Drogas: a experiência portuguesa precisa ser olhada por aqui

O crescimento do poder e a diversificação de investimentos das grandes organizações criminosas brasileiras mostram a inutilidade do combate feito por aqui, baseado em apreensões pontuais e em sucessivas operações em pontos de venda de drogas em favelas.

Por Fernando Molica

João Goulão com o ministro da Justiça, Ricardo Lewandowski

Um dos idealizadores da política portuguesa de drogas, o médico João Goulão indicou um caminho para o impasse sempre colocado entre a descriminalização do consumo e a manutenção do crime de tráfico. Afirma que, por lá, com o fim da repressão aos consumidores, a polícia pôde se concentrar no combate às grandes organizações criminosas.

Goulão, que esteve no Brasil e se reuniu com o ministro da Justiça, Ricardo Lewandowski, disse à Folha de S.Paulo que as apreensões de grandes quantidades de drogas aumentaram muito desde que foi a abandonada a perspectiva de buscar os pontos de venda a consumidores.

O foco, explicou, passou a ser no acompanhamento de movimentações de capitais e as grandes fortunas.

O crescimento e a diversificação de investimentos das organizações criminosas brasileiras mostram a inutilidade do combate feito por aqui, baseado em apreensões pontuais e em sucessivas operações em favelas. Incursões que apenas procuram mostrar serviço.

Em Portugal, desde 2001 deixou de ser crime consumir qualquer droga. Segundo Goulão, o que interessa por lá não é substância, "mas o indivíduo que a consome". "Substâncias são isso mesmo, substâncias. O que interessa é o comportamento de quem as usa", frisou, ao ser perguntado pela decisão do Supremo Tribunal Federal de descriminalizar, entre nós, a posse de pequenas quantidades de maconha.
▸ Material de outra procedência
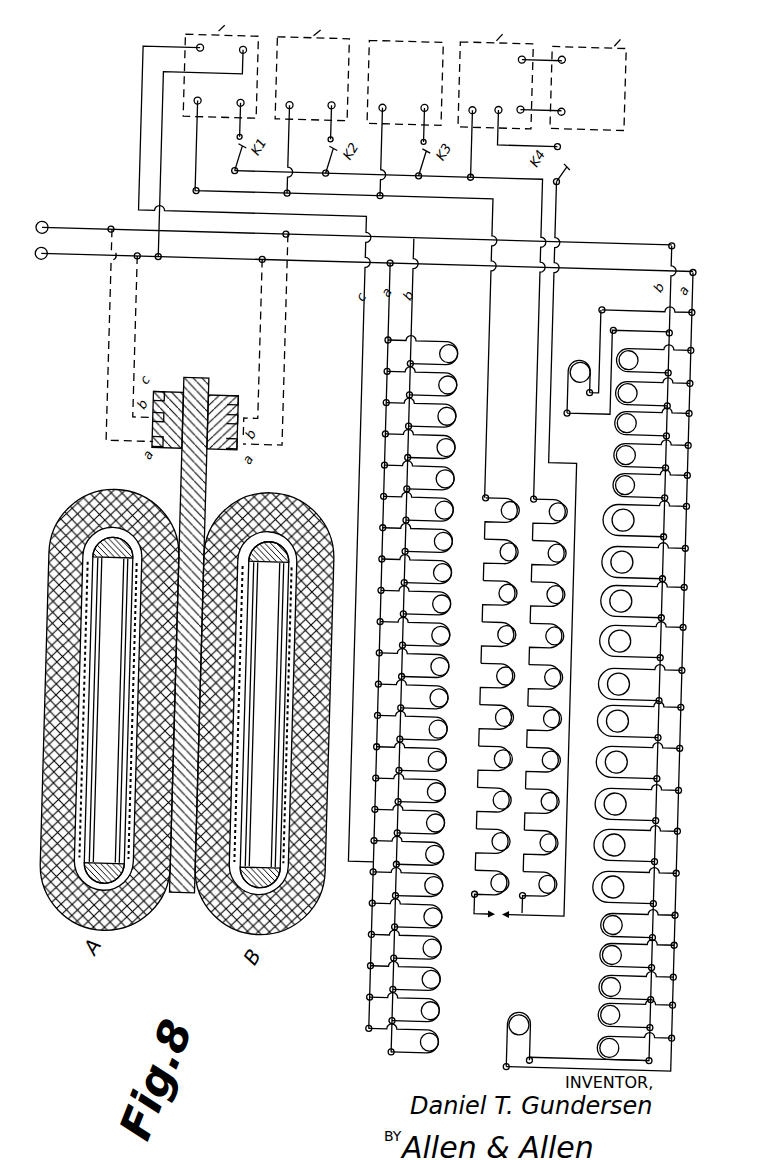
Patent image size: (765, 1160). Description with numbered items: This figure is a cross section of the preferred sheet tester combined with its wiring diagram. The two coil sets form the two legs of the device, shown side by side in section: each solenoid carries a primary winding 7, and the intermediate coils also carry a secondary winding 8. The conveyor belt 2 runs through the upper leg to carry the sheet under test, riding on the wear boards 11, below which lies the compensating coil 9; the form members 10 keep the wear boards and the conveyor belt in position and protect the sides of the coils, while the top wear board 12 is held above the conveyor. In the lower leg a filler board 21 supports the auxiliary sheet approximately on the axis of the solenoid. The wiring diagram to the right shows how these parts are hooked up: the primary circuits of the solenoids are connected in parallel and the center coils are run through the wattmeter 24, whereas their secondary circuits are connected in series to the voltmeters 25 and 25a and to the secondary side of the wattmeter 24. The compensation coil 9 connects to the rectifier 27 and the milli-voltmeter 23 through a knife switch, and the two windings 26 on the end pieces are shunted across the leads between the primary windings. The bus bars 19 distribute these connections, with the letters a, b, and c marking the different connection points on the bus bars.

Presidente do Instituto para os Comportamentos Aditivos e as Dependências de Portugal, o médico lembrou que as drogas não foram legalizadas e sua posse continua a ser punida de maneira administrativa, como infrações de trânsito — afirmou, em outra entrevista, a O Globo. Mas destacou que, neste caso, o usuário não é fichado criminalmente, algo que, antes, dificultava seu acesso ao emprego e poderia levá-lo à prisão.

A mudança na política envolveu a criação de um sistema de tratamento de dependentes. A experiência é complexa, não se trata de algo mágico. Ele mesmo admite que houve, nos últimos anos, aumento de consumo de drogas nas ruas, o que assusta setores mais conservadores e estimula reações de algumas forças políticas.

Mas os resultados positivos superam os negativos. O atendimento aos dependentes é influenciado por cortes em políticas sociais, a pandemia de covid 19 gerou mais problemas, a crescente população de rua tende a consumir mais essas substâncias. Mas as mortes por overdose, por exemplo, caíram 80% entre 1999 e 2015.

Não seria fácil transplantar de maneira mecânica para o Brasil, com 212 milhões de habitantes e com graves carências sociais, um modelo implantado num país muito menor, onde vivem cerca de 11 milhões de pessoas. Por lá, o padrão de vida médio é bem superior ao nosso, investimentos da União Europeia e decisões políticas permitiram a formação de uma sociedade muito mais equilibrada, sem as diferenças gritantes como as nossas. Não é por acaso que tantos de nós migraram para lá nos últimos anos.

Entre legalizados ou não há cerca de 600 mil brasileiros em Portugal — há os que vivem muito bem, outros que são discriminados e tantos que passam por enormes dificuldades.

Mas entre os tantos relatos que recebemos praticamente não ouvimos falar em horrores em relação a eventual abuso de drogas nas ruas (estive em diferentes áreas de Lisboa em fevereiro, não vi nada que pudesse remeter a uma de nossas cracolândias).

Vale insistir: não dá para simplesmente transferir a experiência portuguesa em relação a drogas, mas é irresponsável ignorá-la. E é preciso reconhecer que o nosso modelo falhou, serve para produzir violência e morte entre os pobres e para enriquecer traficantes de armas e de drogas. É preciso olhar além-mar, admitir erros e buscar soluções mais ousadas.